If the October 24 District 4 Town Hall meeting was any indication, all the parts of Goochland County government are working in harmony to make beautiful music. This is a nice change from the past decades of discord and dysfunction.
The first round of town hall meetings held last spring were a little rough. Staff did most of the talking and the newly elected supervisors and school board members made brief comments and fielded a few questions.
This time, the supervisors are comfortable with their role in government. Bob Minnick, District 4 supervisor, seemed happy to talk about the TCSD debt remediation. As furor over the high and escalating water and sewer charges and ballooning ad valorem tax rate swept him into office, this was good news for many of his constituents.
The District 4 meeting was well-attended. Newcomers seemed to outnumber long-term residents, which bodes well for the county’s future.
Minnick also outlined the board’s strategy for governing that focuses on areas including economic development, quality of life, and safety and security.
As the Centerville area is expected to be the epicenter of efforts to bring new business to the county, Minnick mentioned the expansion of overlay district controls from a swath on both sides of Broad Street Road to most of the village. This is intended to ensure quality as development occurs.
While this may be less precise than a village plan that designates particular areas for specific uses, it also provides the opportunity for greater flexibility. So, instead of mandating the sterile perfection of theme park style storefronts, businesses will have freedom, within certain parameters, to create space appropriate for their operations. This should result in a Centerville with an appearance different from Short Pump, which, after all, looks a lot like places in Atlanta or Minneapolis.
Some landowners in Centerville raised concerns that more stringent design requirements on new construction while “grandfathering” the stuff that’s already there will not attract new money to the area.
Minnick said that there is “lots of economic development in the works” in addition to that already revealed.
A strange discussion, led by county administrator Rebecca Dickson, explored the special character of Centerville architecture. In fact, it is the people, not the buildings that set Centerville apart. As the northern gateway to Goochland, the appearance of Centerville is important. We need to move away from the feeling that you’ve left civilization and are “in the sticks” to the notion that Centerville is a unique place worthy of exploration.
School Board Chair Beth Hardy, who represents District 4, talked about positive developments in our school system. She said that she said that there is lots going on to enhance an already wonderful school system “and it’s all good.”
She said that the past ten months have been a heady experience with lots of emails, phone calls and conversations in the Food Lion concerning the schools. She skipped over the enormous amount of time the new school board put in getting things on track.
Hardy said that the school board is working on a wide range of initiatives to improve the rigor and quality of education to ensure that every county student is ready to succeed in the next phase of their lives when they graduate. Hardy praised acting superintendent Dr. Pete Gretz for doing “a phenomenal job” during the transition from old regime to new.

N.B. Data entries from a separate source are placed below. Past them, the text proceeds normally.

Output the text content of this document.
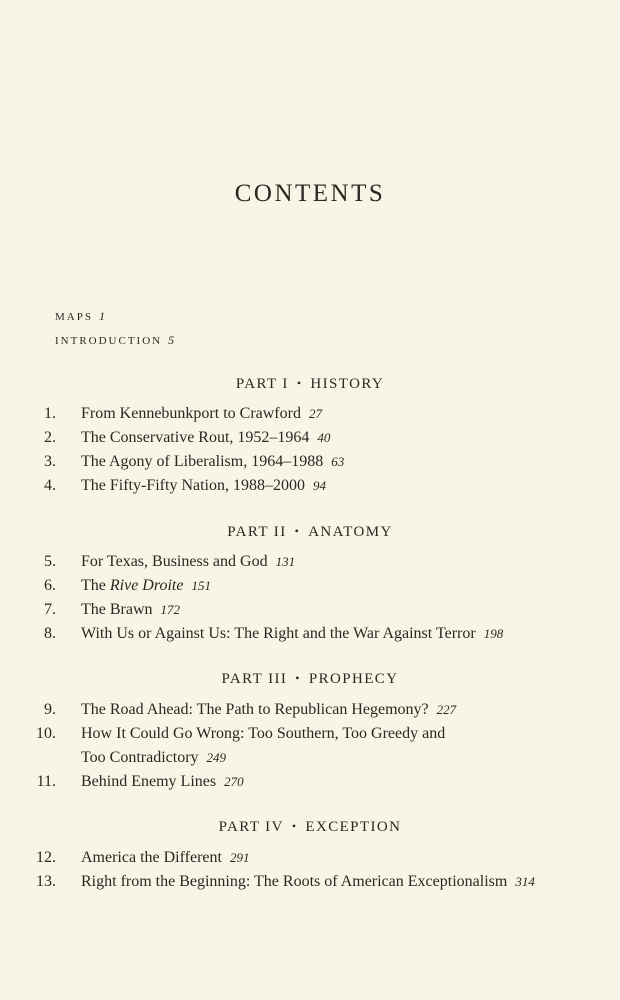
CONTENTS
MAPS 1
INTRODUCTION 5
PART I • HISTORY
1. From Kennebunkport to Crawford 27
2. The Conservative Rout, 1952–1964 40
3. The Agony of Liberalism, 1964–1988 63
4. The Fifty-Fifty Nation, 1988–2000 94
PART II • ANATOMY
5. For Texas, Business and God 131
6. The Rive Droite 151
7. The Brawn 172
8. With Us or Against Us: The Right and the War Against Terror 198
PART III • PROPHECY
9. The Road Ahead: The Path to Republican Hegemony? 227
10. How It Could Go Wrong: Too Southern, Too Greedy and
Too Contradictory 249
11. Behind Enemy Lines 270
PART IV • EXCEPTION
12. America the Different 291
13. Right from the Beginning: The Roots of American Exceptionalism 314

She also said that the school board is very cognizant of the lean economic times and now includes budget reports in monthly meetings to ensure that things stay on target. Advisory committees that seek to engage the entire community for the betterment of our schools are also forming. (Please visit the great school system website at www.glnd.k12.va.us for more information. There is a lot of good stuff here for your perusal.)
Hardy then introduced Dr. James Lane, recently appointed superintendent of Goochland Schools. Although Lane’s first official day of work will be in mid-December, he has been hard at work on a listening tour to glean the community’s perceptions and expectations for our education system.
Lane and his family plan to move to the county and take an active part in the community. He and his wife are actively house hunting and he expects that the chimney Santa will use to deliver gifts to his son this Christmas will be in Goochland.
Lane said that Goochland has an excellent reputation among school divisions in the state and he hopes to make it even better.
Information presented at the meeting was generally not new. What is new for the county is the active solicitation of citizen input and willingness to listen to ideas and concerns.
Now that the new boards have tackled the most pressing items on their agendas—the TCSD debt for the supervisors and a new superintendent for the school board—they are moving down a carefully triaged laundry list of tasks.
Long ignored matters are being addressed. Mistakes will be made, but they will be acknowledged and fixed, not swept under the rug as in days of yore. As all the parts of county government work together and with the community, the tune we all sing will be sweet.